To create the heatmap, we will use the Seaborn library and call the heatmap function. We will pass in the pivot table, the median as the center, and then the Color map ( cmap ) as “coolwarm”. This sets the color.

We will then call the get_figure function on the heatmap. The figure allows us to export to a PNG. Finally, we will set a few labels on the graph and save the picture as a PNG.

def create_full_chart(purchase_data):
   purchase_heatmap = pd.pivot_table(purchase_data, values=['Invoice ID'], index=['hour'], columns=['weekday'], aggfunc='count')
   purchase_heatmap = purchase_heatmap.fillna(0)
   print(purchase_heatmap)
   median = np.median(purchase_heatmap)
   heatmap = sns.heatmap(purchase_heatmap, center=median, linewidths=.5, cbar=True, cmap="coolwarm")
   figure = heatmap.get_figure()
   plt.title("Supermarket Purchase Data")
   plt.xlabel("Weekday")
   plt.xticks(ticks=[num + .5 for num in range(7)], labels=weekdays)
   axes = figure.axes

   figure.savefig("purchase.png", bbox_inches="tight")
   figure.show()

Once we finish the function, we want to simply call it on our new data.

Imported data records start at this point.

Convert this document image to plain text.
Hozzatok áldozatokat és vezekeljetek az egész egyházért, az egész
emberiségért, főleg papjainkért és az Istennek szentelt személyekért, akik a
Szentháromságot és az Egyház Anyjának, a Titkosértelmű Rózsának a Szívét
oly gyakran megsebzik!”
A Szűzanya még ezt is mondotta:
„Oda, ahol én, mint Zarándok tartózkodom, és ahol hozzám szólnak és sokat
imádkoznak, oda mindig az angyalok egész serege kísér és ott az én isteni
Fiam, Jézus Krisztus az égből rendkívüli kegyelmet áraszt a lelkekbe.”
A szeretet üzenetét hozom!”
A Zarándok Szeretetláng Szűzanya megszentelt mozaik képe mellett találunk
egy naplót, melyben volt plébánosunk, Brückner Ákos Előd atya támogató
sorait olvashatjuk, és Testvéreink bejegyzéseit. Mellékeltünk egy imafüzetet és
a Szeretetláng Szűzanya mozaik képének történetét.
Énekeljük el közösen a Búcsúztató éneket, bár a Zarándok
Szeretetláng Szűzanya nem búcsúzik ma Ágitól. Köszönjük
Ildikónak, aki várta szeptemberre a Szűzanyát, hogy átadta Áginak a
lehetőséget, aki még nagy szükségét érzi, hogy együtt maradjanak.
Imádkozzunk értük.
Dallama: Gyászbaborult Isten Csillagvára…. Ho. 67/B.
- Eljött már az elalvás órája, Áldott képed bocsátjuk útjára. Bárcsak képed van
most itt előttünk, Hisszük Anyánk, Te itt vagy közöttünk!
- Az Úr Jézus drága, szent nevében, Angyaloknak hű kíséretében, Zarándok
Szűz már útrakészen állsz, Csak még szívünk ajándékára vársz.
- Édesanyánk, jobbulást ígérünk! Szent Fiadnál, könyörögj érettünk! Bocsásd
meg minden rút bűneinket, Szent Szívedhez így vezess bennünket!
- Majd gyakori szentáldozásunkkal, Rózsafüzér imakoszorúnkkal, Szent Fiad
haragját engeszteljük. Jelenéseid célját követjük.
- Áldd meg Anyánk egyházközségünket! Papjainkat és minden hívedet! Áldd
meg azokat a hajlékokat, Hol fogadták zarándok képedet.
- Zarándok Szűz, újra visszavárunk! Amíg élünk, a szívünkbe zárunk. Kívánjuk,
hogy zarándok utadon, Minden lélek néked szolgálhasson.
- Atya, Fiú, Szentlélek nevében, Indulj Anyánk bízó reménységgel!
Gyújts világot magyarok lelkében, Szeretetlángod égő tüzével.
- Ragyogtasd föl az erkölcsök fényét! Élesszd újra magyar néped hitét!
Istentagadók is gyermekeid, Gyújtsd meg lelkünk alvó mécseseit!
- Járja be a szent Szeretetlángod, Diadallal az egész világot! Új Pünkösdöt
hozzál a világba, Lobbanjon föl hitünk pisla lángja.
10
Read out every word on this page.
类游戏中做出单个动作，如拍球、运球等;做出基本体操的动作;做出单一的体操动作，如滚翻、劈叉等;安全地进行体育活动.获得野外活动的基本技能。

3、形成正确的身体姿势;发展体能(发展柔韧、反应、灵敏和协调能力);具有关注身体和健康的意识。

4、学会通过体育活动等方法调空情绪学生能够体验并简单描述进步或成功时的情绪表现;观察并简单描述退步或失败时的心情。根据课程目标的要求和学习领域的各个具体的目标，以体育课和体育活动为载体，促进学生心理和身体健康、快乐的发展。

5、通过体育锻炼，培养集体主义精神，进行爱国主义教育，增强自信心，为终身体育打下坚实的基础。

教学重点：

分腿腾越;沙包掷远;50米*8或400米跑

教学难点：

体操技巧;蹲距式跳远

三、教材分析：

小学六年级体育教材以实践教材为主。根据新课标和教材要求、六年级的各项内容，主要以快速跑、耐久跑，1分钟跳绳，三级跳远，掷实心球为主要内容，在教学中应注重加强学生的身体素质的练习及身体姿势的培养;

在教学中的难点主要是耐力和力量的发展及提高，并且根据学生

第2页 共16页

create_full_chart(purchase_data)

Evaluate Your New Purchase Behavior Heatmap

Now, you have a lovely heatmap for your data and can see at what times and days, your customers take specific actions at your store, product, or software.

Purchase behavior heatmap

As you take a look at your new heatmap, you will notice that in this case, the highest density of purchases are on Tuesday and Sunday at 7 o clock.

If you are trying to increase purchases, you may want to anticipate this need and advertise at these times. You may also want to ask why people are buying at these times so much. It may lead to a better understanding of your customers.

Start getting creative with all the ways you can analyze your purchase behavior heatmap.